Aktualności
16.03.2019
Deja: Zła passa się skończy
Adam Deja (26 l.) dziś jest pomocnikiem walczącej o utrzymanie w ekstraklasie Arki Gdynia, a 13 lat temu, jak sam mówi, podczas turnieju w austriackim Wolfsbergu, grał na poziomie Arkadiusza Milika (25 l.).
- Występowałem w młodzikach OKS-u Olesno i graliśmy tam przeciwko Rozwojowi Katowice z 12-letnim wtedy Milikiem w składzie. Pamiętam, że przegraliśmy jedną bramką, a Arek strzelił nam dwa gole. Byłem trochę zawiedziony, że najlepszym zawodnikiem turnieju wybrano jego, a nie mnie. Wtedy, w 2006 roku, nie grałem gorzej od Milika, a dziś on występuje w dużo lepszej lidze - wspomina Deja.

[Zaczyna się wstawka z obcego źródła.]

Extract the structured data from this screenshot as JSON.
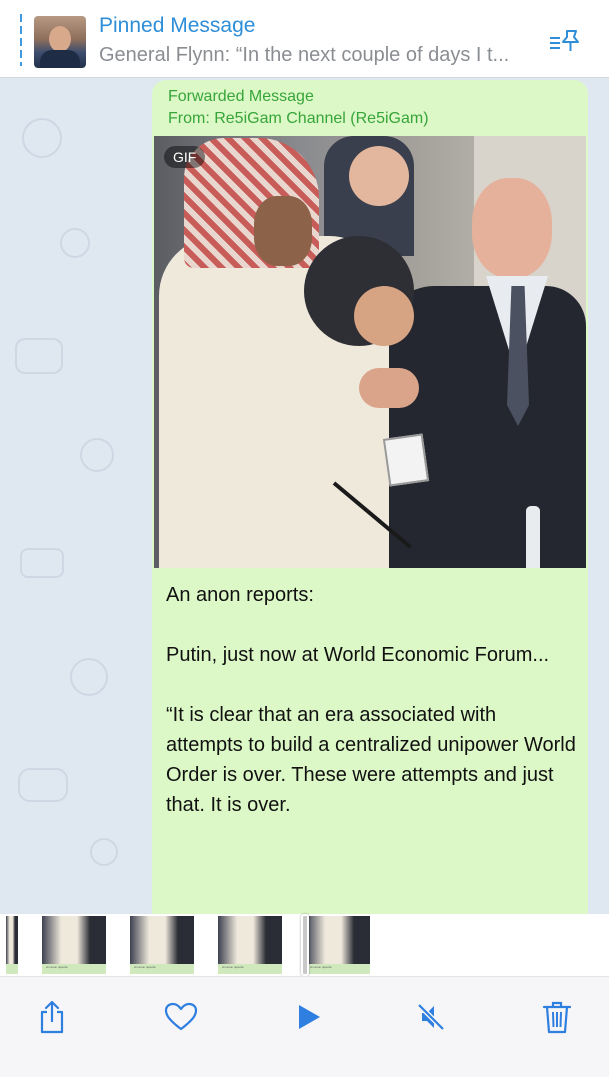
{
  "pinned": {
    "title": "Pinned Message",
    "preview": "General Flynn: “In the next couple of days I t...",
    "avatar_icon": "avatar-photo",
    "action_icon": "pin-list-icon"
  },
  "message": {
    "forward_label": "Forwarded Message",
    "forward_from": "From: Re5iGam Channel (Re5iGam)",
    "media_badge": "GIF",
    "paragraphs": [
      "An anon reports:",
      "Putin, just now at World Economic Forum...",
      "“It is clear that an era associated with attempts to build a centralized unipower World Order is over. These were attempts and just that. It is over."
    ]
  },
  "scrubber": {
    "frame_caption": "An anon reports:"
  },
  "toolbar": {
    "share_icon": "share-icon",
    "like_icon": "heart-icon",
    "play_icon": "play-icon",
    "mute_icon": "speaker-muted-icon",
    "delete_icon": "trash-icon"
  },
  "colors": {
    "accent": "#2f8ed8",
    "bubble": "#dcf8c6",
    "forward_text": "#37a53a",
    "chat_background": "#dfe8f1"
  }
}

W tym sezonie Arka nie wygrała ostatnich dziewięciu spotkań i ma tylko punkt przewagi nad strefą spadkową. Pomocnik jest jednak przekonany, że nadejdą lepsze wyniki.
- Gdybyśmy przegrywali i grali fatalnie, bardzo bym się martwił. Ale długimi fragmentami nasza gra jest niezła, dlatego jestem przekonany, że zła passa się skończy - przekonuje Deja.